The only other time my face makes this kind of a smile, is when my 5-year-old niece sips tap water to taste for bacteria and pours it out then goes on to take boiled water which she sips, looks at me, does a thumb up and drinks on.

She tells her friends that she can taste the bacteria in tap water and cold foods and looks at me to back that up. I know how hard it had been to keep her off tap water so I feign disbelief at how her friends cannot taste something so “choleraful” as tap water and just like that, they too begin to taste that slimy Vibro cholerae in tap water.

Through these incidences and many more, my eyes have been opened to two things. One the extent to which our society is deprived of health information and two, how those who are informed -falsely or otherwise- can create a massive ripple effect in disseminating this information.

As a pharmacist, sometimes at work and more often long after I have left the counter, I cannot help but notice the information gap. The urge to fill that gap comes as natural to me as maternal instincts.

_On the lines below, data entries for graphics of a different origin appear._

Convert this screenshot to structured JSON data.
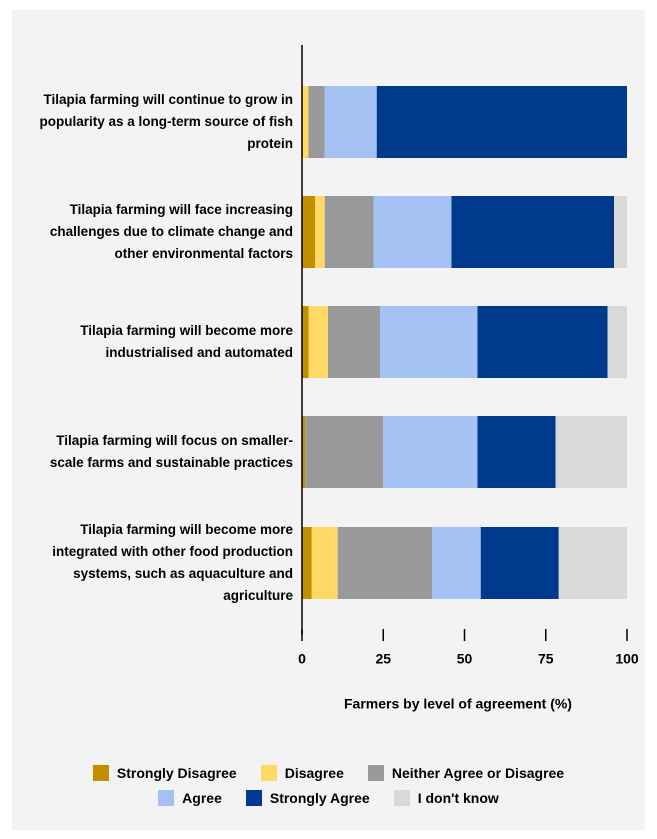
{
  "chart_data": {
    "type": "stacked_bar_horizontal",
    "x_label": "Farmers by level of agreement (%)",
    "categories": [
      "Tilapia farming will continue to grow in popularity as a long-term source of fish protein",
      "Tilapia farming will face increasing challenges due to climate change and other environmental factors",
      "Tilapia farming will become more industrialised and automated",
      "Tilapia farming will focus on smaller-scale farms and sustainable practices",
      "Tilapia farming will become more integrated with other food production systems, such as aquaculture and agriculture"
    ],
    "series": [
      {
        "name": "Strongly Disagree",
        "color": "#bf8f00",
        "values": [
          0,
          4,
          2,
          1,
          3
        ]
      },
      {
        "name": "Disagree",
        "color": "#ffd966",
        "values": [
          2,
          3,
          6,
          0,
          8
        ]
      },
      {
        "name": "Neither Agree or Disagree",
        "color": "#999999",
        "values": [
          5,
          15,
          16,
          24,
          29
        ]
      },
      {
        "name": "Agree",
        "color": "#a4c2f4",
        "values": [
          16,
          24,
          30,
          29,
          15
        ]
      },
      {
        "name": "Strongly Agree",
        "color": "#003a8c",
        "values": [
          77,
          50,
          40,
          24,
          24
        ]
      },
      {
        "name": "I don't know",
        "color": "#d9d9d9",
        "values": [
          0,
          4,
          6,
          22,
          21
        ]
      }
    ],
    "xlim": [
      0,
      100
    ],
    "xticks": [
      0,
      25,
      50,
      75,
      100
    ],
    "legend": "bottom"
  }
}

I know how important this is because I have seen how far my simple health advices or comments have helped those close to me and I have witnessed just how far they too can influence their circles.

Sometimes I wonder what if I was not there to help them unlearn certain health fallacies or provide them with some vital information they might have missed out and I shudder at the thoughts of just how this could have affected them.

Internet use is increasing inexorably but this cannot replace face time with an expert and a discussion about your medication or medication regimen.

Those few extra minutes spent going through a treatment plan can go a long way in promoting adherence, eliminating chances of overdose and fighting the so rampant catastrophe of drug resistance. It should also reduce the need and means to self-medicate in the future.

The aim of educate before you medicate is to make sure that a patient understands the goal of treatment and has all the necessary information around how this goal is to be attained. After all, what’s health care if it is not patient centered?